Revealing The Complicated Nature Of Tap Water Lead Contamination: A Madison, Wisconsin, Case Study


In 1992, the City of Madison, Wisconsin, found concentrations of lead in their drinking water exceeding the 90th percentile action level of 0.015 mg/L set by EPA. Lead (Pb) is a naturally-occurring metal that was commonly used in household plumbing materials, such as lead service lines and leaded solder joints, before limits were set on its use in 1986.

However, in houses built before 1986, lead pipes can still be in use. Lead is rarely found in source water, but it can enter tap water as the water enters pipes with lead in older systems. Since some homes have lead service lines, the water coming into the house may be transported via lead pipes even though there are no lead pipes inside the home. Brass plumbing fixtures can also contain small amounts of lead.
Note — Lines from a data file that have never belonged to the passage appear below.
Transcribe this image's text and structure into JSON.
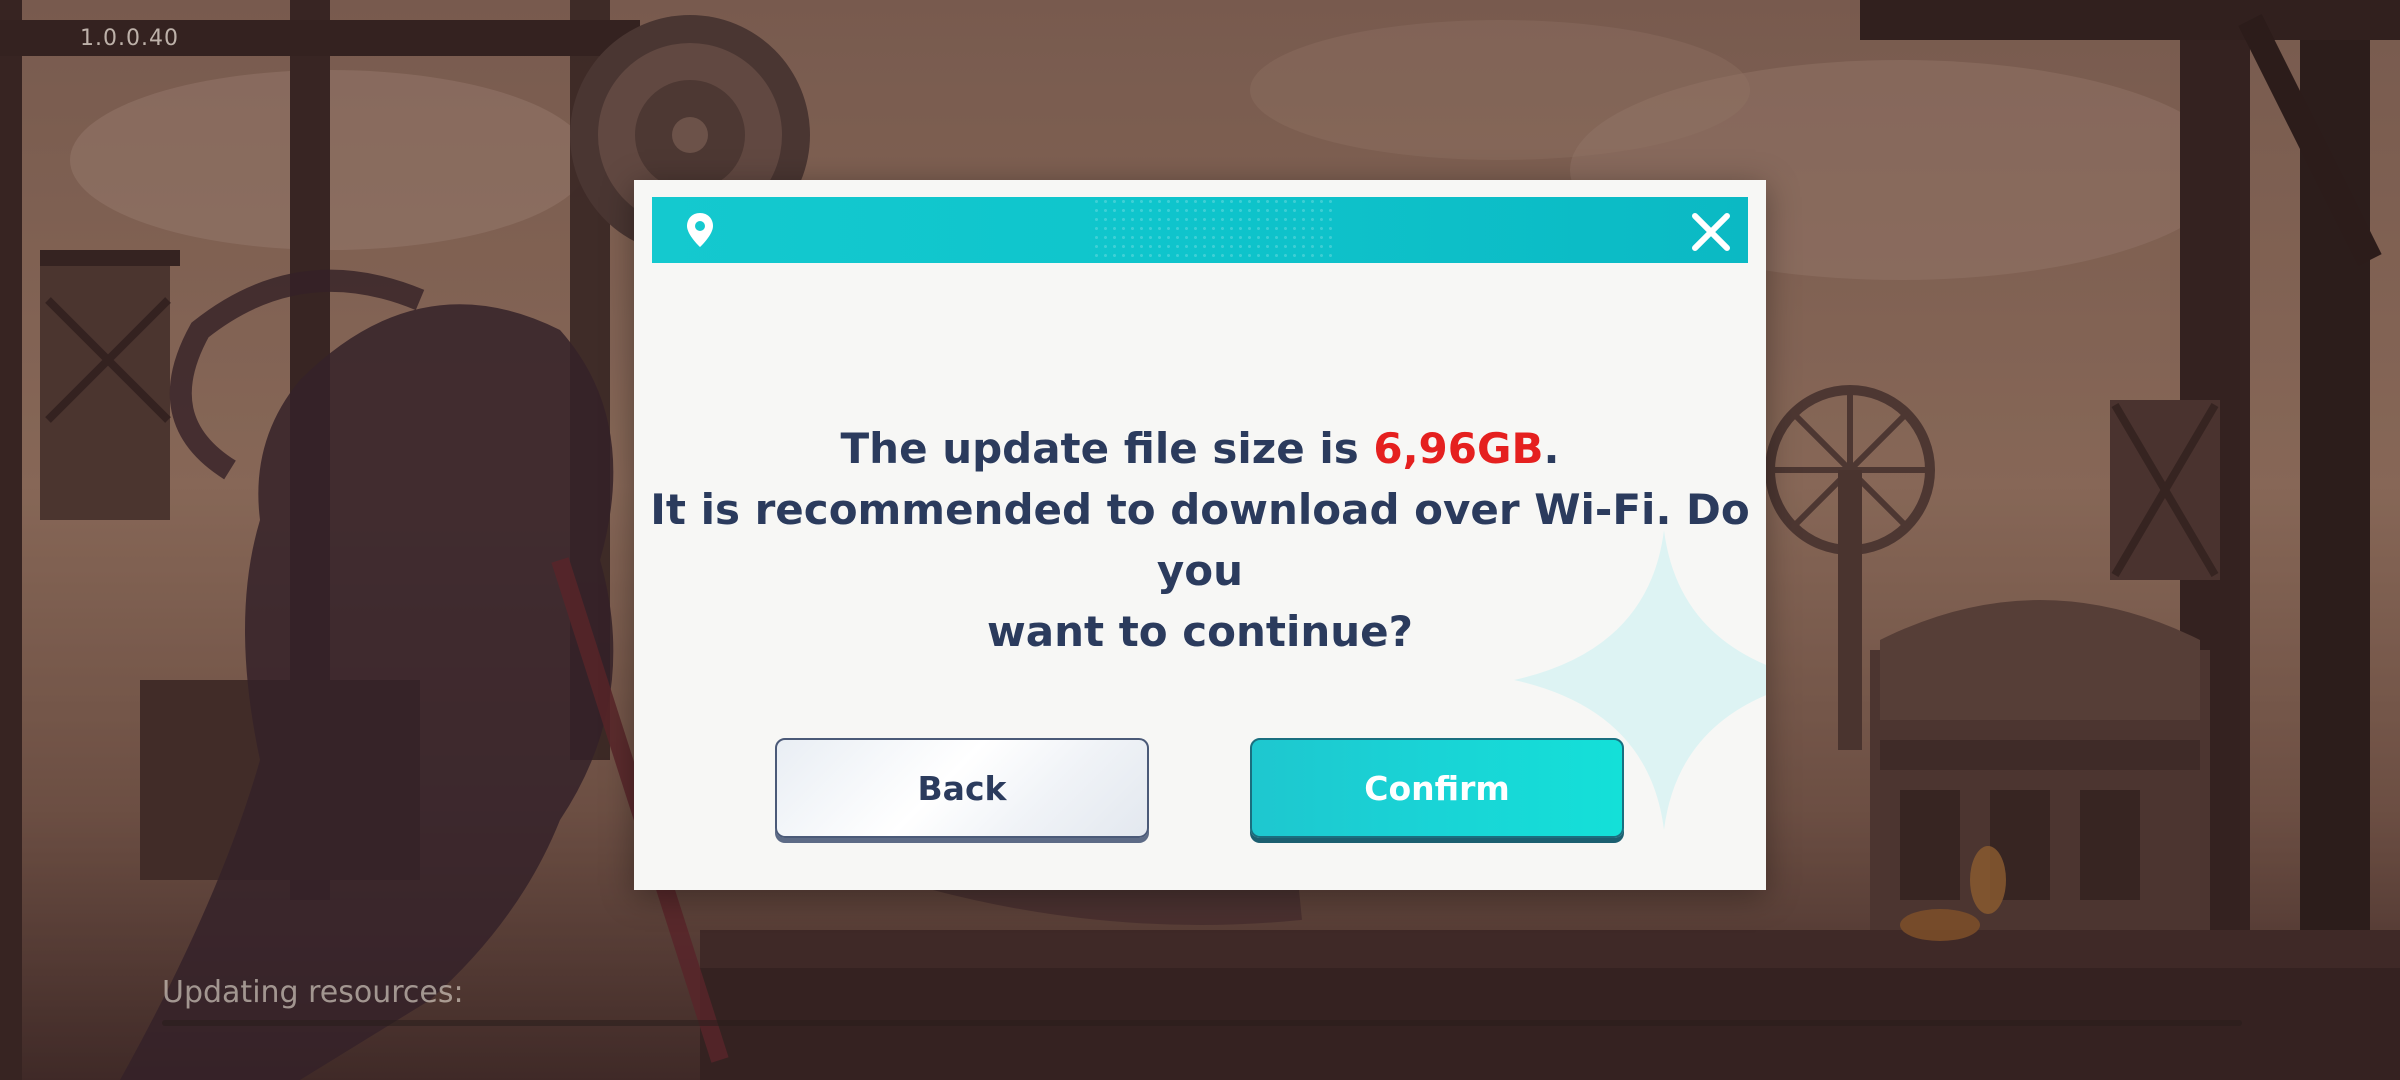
{
  "app": {
    "version": "1.0.0.40",
    "status_text": "Updating resources:",
    "progress": 0
  },
  "dialog": {
    "message_prefix": "The update file size is ",
    "file_size": "6,96GB",
    "message_suffix": ".",
    "message_line2": "It is recommended to download over Wi-Fi. Do you",
    "message_line3": "want to continue?",
    "back_label": "Back",
    "confirm_label": "Confirm",
    "header_icon": "location-pin-icon",
    "close_icon": "close-icon"
  },
  "colors": {
    "header": "#14c9cf",
    "text": "#2b3b5d",
    "highlight": "#e5201f",
    "confirm": "#19d4d6"
  }
}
The Madison Water Utility chose to implement full lead service line replacement from 2001 through 2011 to eliminate the most significant source of lead in its water system. In 2003, sixty home taps were monitored after full lead service line replacement. They found that lead levels in the first liter of water were still high at some sites where the lead service line pipes had mostly been replaced within the previous four years. This phenomenon had been seen in other water systems, which had puzzled drinking water practitioners as to why elevated lead levels could persist for so long.

Coincident to the Madison Water Utility studies before and after the lead service line replacement program, lead service lines had been harvested from the water system and sent to EPA scientists.  The EPA had the instrumentation and unique expertise to search for clues of lead release in pipe scales.  That is, the materials that build up on the inside of pipes display chemical characteristics that reflect the chemical processes occurring in the water system, including the release of lead. The EPA conducted detailed analyses — color, texture, mineralogical and elemental composition — on five lead service pipe samples excavated between 2001 and 2006 from two different Madison neighborhoods.
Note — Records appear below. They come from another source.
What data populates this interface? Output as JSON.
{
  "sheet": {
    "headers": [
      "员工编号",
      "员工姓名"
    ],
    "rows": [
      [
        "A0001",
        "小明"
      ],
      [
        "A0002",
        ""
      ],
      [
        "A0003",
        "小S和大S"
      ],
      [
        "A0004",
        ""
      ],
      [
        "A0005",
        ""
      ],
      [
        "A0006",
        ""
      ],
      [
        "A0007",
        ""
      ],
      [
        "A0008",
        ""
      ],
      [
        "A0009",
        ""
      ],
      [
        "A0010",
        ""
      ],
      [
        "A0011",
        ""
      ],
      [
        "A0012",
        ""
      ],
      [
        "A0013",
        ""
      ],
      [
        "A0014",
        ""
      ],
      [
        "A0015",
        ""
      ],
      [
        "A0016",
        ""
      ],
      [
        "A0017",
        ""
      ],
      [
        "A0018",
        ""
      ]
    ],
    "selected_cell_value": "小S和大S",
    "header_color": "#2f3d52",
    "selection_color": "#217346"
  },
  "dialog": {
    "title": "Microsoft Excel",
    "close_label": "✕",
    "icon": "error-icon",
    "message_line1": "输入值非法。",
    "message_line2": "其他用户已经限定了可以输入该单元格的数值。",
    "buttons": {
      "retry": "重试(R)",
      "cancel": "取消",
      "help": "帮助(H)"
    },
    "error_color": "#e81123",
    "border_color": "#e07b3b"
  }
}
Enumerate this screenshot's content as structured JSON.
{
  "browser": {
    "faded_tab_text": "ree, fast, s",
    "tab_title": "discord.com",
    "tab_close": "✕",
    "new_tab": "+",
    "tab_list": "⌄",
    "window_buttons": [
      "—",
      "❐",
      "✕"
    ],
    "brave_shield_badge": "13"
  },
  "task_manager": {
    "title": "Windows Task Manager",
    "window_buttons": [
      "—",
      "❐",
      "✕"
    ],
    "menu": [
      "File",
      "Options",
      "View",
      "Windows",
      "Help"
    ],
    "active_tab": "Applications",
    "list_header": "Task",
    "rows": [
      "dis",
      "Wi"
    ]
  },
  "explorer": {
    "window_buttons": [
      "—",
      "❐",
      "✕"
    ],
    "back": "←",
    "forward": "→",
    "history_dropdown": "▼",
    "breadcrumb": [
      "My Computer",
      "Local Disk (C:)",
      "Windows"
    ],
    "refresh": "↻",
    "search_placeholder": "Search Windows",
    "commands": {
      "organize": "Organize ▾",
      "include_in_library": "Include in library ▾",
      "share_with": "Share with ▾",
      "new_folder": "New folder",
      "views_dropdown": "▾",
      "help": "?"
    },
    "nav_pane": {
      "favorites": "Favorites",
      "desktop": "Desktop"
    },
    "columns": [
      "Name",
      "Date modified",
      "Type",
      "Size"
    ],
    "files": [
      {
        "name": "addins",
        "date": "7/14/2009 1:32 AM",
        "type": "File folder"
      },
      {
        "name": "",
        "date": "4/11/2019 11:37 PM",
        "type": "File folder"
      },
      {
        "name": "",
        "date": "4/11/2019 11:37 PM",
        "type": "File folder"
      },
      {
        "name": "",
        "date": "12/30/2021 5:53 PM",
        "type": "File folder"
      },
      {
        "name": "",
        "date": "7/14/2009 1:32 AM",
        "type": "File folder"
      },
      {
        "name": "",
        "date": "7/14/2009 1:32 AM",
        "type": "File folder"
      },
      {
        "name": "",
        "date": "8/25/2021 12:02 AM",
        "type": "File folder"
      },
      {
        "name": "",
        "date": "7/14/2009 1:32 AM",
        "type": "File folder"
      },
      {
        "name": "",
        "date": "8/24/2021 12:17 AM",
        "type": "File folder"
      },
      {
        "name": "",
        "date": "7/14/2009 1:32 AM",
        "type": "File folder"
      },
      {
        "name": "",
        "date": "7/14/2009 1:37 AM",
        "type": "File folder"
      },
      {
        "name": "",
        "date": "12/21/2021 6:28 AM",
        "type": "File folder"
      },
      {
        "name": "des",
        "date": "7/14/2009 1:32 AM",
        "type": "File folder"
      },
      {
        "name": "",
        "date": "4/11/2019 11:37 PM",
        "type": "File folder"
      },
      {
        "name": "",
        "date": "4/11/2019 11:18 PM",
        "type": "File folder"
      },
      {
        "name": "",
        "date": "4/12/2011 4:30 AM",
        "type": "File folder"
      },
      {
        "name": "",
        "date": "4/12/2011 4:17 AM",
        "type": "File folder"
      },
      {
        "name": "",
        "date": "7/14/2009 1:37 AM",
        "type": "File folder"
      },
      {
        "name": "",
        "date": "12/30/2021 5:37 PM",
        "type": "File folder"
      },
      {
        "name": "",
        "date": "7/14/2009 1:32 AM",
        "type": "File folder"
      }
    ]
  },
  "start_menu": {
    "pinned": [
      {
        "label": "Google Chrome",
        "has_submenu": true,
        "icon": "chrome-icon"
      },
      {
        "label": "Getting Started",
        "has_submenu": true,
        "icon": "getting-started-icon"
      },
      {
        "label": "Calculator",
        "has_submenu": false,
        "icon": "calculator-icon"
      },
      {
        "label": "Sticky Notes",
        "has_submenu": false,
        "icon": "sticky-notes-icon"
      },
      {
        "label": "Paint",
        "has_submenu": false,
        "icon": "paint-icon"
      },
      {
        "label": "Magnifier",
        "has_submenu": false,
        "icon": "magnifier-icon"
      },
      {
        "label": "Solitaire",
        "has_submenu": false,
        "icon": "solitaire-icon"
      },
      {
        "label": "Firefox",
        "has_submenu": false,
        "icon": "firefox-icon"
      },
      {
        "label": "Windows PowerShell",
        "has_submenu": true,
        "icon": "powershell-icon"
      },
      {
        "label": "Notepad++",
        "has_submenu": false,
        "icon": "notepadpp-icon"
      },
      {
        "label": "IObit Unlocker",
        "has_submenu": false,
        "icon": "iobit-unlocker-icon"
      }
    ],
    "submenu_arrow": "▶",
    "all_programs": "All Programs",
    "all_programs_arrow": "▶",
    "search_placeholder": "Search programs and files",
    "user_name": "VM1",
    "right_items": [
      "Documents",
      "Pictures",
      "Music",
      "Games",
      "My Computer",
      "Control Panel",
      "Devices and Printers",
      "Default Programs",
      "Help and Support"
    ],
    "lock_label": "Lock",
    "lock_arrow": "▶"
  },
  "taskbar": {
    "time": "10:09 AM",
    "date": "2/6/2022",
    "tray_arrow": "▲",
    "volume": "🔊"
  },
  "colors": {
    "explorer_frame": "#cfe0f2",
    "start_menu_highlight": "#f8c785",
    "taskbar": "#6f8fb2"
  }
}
Before the lead service line replacement program, Madison’s water was delivered by an estimated 8000 lead service lines, which had been in service for 75 years or longer. The city’s drinking water originated from numerous wells.  The first set of lead service lines studied by EPA revealed that a highly insoluble and protective lead oxide compound had formed on the pipe walls.  If all lead pipe walls had this formation, high lead releases would not be expected in the water system.

However, the second set of lead service lines came from a different neighborhood in the city.  This neighborhood was fed by wells that were rich in manganese and iron. Both manganese and iron can form scales and accumulate metals, such as lead, from upstream sources especially from upstream corroded lead pipes. EPA’s results revealed that the accumulation of manganese and iron from the well water onto pipe walls had adsorbed lead and had the potential to crumble from the pipe walls and carry the lead to consumers’ taps by means of the scale particulate matter entrained in the water.  This finding corroborated with the results of the 2003 study where the higher lead concentration found at consumers’ taps was mostly in particulate form.  The presence of the manganese and iron scale on the pipe walls was the reason for high lead release in parts of the Madison water system, before and even after the lead pipes were removed.
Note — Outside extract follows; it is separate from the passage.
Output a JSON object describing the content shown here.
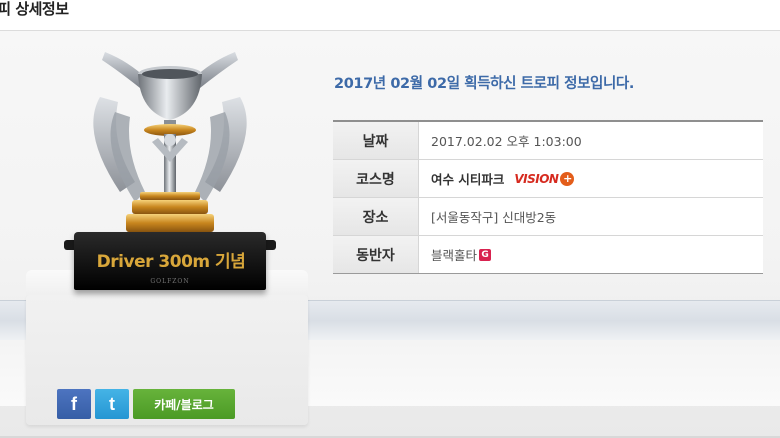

As the 2003 residential study had shown, once the principal lead source was removed, it took more than four years in some cases for the accumulated lead to be released, which explains why lead levels remained high after the lead pipes had been replaced. Eventually, removing the source of lead did eliminate the significant lead concentration and achieved compliance with EPA’s regulations.

Overall, this research showed that controlling lead exposure from water is more complicated than simply adding corrosion control chemicals to reduce the solubility of lead minerals. Buildup of manganese and iron scale in water pipes should also be considered as a source for accumulating and releasing lead, and other contaminants of concern, into water. What happened in Madison highlights the importance of analyzing pipe scales to understand how lead accumulates and releases into the water over time. This EPA research received both the 2015 American Water Works Association’s Distribution & Plant Operations Division Best Paper Award and the overall Journal of the American Water Works Association’s overall Best Paper Award.


Schock, M., Cantor, A., Triantafyllidou, S., Desantis, M. Importance of Fe and Mn Pipe Deposits to Lead and Copper Rule Compliance. Journal American Water Works Association (JAWWA) 106:7, pp. E336-E349, 2014

Schock, M. R.; Hyland, R. N.; Welch, M. M. Occurrence of Contaminant Accumulation in Lead Pipe Scales from Domestic Drinking-Water Distribution Systems. ES&T 2008, 42 (12), 4285-4291.

Cantor, A.F. Diagnosing Corrosion Problems through Differentiation of Metal Fractions. Journal American Water Works Association (JAWWA) 98:1, pp. 117-126, 2006.

Lytle, D.A., Schock, M.R. Formation of Pb(IV) Oxides in Chlorinated Water.  Journal American Water Works Association (JAWWA) 97:11, pp. 102-114, 2005.